Por fim, antes que todos se exterminassem mutuamente, uma pessoa mais lúcida veio com a solução: comeram todos os ovos, devoraram todas as galinhas, e galinhas e ovos viraram tabu para todos os quatro clãs que daquele cisma se originaram. Até hoje seus descendentes não podem comer nem galináceos nem seu ovos, embora haja relatos de que hoje existam grupos adolescentes rebeldes que cheiram gemada escondidos. 
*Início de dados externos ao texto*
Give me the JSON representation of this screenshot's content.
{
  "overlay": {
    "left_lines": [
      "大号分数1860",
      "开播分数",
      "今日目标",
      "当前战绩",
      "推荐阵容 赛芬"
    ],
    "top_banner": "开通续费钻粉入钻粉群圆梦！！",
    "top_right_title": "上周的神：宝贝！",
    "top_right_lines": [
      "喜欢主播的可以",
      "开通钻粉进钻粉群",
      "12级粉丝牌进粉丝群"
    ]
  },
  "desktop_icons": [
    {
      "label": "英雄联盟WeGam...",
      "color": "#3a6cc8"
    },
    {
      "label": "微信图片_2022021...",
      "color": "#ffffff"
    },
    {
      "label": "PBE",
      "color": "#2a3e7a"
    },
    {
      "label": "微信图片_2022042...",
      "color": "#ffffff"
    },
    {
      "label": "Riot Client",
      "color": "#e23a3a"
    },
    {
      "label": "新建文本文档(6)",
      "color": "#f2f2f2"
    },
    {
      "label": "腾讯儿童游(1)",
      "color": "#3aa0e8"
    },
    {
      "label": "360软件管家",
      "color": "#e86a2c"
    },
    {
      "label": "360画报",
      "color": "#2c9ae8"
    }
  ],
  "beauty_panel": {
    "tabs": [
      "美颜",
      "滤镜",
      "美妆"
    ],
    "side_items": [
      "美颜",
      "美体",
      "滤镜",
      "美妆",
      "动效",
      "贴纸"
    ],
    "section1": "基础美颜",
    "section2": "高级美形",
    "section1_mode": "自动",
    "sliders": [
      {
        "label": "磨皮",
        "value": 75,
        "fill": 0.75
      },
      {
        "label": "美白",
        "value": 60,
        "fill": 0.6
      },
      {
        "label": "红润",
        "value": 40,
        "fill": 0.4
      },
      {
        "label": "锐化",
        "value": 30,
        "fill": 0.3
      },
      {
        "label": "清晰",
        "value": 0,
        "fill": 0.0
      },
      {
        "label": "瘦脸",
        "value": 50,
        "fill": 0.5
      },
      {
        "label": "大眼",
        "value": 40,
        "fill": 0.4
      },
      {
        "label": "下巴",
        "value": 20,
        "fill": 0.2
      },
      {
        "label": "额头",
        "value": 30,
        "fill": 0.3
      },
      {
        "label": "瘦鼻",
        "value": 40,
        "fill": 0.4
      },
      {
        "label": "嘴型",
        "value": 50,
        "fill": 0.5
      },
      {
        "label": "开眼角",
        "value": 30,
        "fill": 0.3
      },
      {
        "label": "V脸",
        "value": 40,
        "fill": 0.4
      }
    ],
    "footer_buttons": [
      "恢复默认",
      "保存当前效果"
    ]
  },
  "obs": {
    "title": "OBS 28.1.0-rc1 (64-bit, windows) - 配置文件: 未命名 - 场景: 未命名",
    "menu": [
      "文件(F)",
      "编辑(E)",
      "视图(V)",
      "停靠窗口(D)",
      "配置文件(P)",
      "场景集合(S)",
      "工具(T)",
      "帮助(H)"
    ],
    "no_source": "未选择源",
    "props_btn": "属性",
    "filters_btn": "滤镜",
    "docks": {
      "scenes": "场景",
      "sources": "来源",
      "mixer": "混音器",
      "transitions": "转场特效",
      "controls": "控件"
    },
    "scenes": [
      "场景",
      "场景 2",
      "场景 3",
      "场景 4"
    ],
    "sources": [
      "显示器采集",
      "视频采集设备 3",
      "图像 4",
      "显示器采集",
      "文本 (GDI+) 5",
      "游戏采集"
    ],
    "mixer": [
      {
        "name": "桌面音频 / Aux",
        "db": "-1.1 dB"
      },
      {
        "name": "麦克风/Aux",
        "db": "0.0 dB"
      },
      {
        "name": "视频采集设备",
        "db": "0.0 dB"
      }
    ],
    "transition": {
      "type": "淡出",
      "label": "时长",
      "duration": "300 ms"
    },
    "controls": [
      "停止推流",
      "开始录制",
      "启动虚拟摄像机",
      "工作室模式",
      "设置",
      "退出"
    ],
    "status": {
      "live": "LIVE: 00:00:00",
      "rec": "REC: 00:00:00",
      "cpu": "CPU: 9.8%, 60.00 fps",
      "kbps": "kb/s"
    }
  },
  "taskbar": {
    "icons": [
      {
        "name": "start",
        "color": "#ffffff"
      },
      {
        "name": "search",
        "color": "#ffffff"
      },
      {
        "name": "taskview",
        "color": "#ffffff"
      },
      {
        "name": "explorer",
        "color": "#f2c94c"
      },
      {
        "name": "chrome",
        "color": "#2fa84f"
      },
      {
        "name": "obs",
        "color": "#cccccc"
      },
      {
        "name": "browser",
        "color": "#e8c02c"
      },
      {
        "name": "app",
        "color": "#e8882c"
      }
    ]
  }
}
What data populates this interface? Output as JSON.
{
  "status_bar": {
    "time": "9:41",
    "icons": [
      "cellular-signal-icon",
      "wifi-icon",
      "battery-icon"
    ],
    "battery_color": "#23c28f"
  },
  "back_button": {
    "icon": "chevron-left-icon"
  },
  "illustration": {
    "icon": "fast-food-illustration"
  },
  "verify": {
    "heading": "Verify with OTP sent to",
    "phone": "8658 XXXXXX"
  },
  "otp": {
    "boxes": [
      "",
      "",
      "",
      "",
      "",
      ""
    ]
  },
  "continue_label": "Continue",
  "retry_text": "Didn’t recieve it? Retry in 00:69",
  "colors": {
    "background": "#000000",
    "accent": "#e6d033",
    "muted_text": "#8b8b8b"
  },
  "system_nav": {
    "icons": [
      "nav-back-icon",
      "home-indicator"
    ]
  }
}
A paz foi enfim restaurada na caverna quadripartida, mas união e harmonia... nunca mais! O cisma ficou para todo o sempre, chegou-nos transmitido pelos genes dos nossos ancestrais. É por isso, explica a Ciência, que as populações humanas manifestam a tendência de estarem sempre divididas. Seja entre Grêmio e Internacional ou entre Real Madrid e Barcelona. Seja entre Portela e Mangueira ou entre volante e cangaceiros. Até os padres se dividem entre os com-batina e os sem-batina; E os próprios gays, entre assumidos e enrustidos. É a genética, que se pode fazer? Maldita briga naquela caverna!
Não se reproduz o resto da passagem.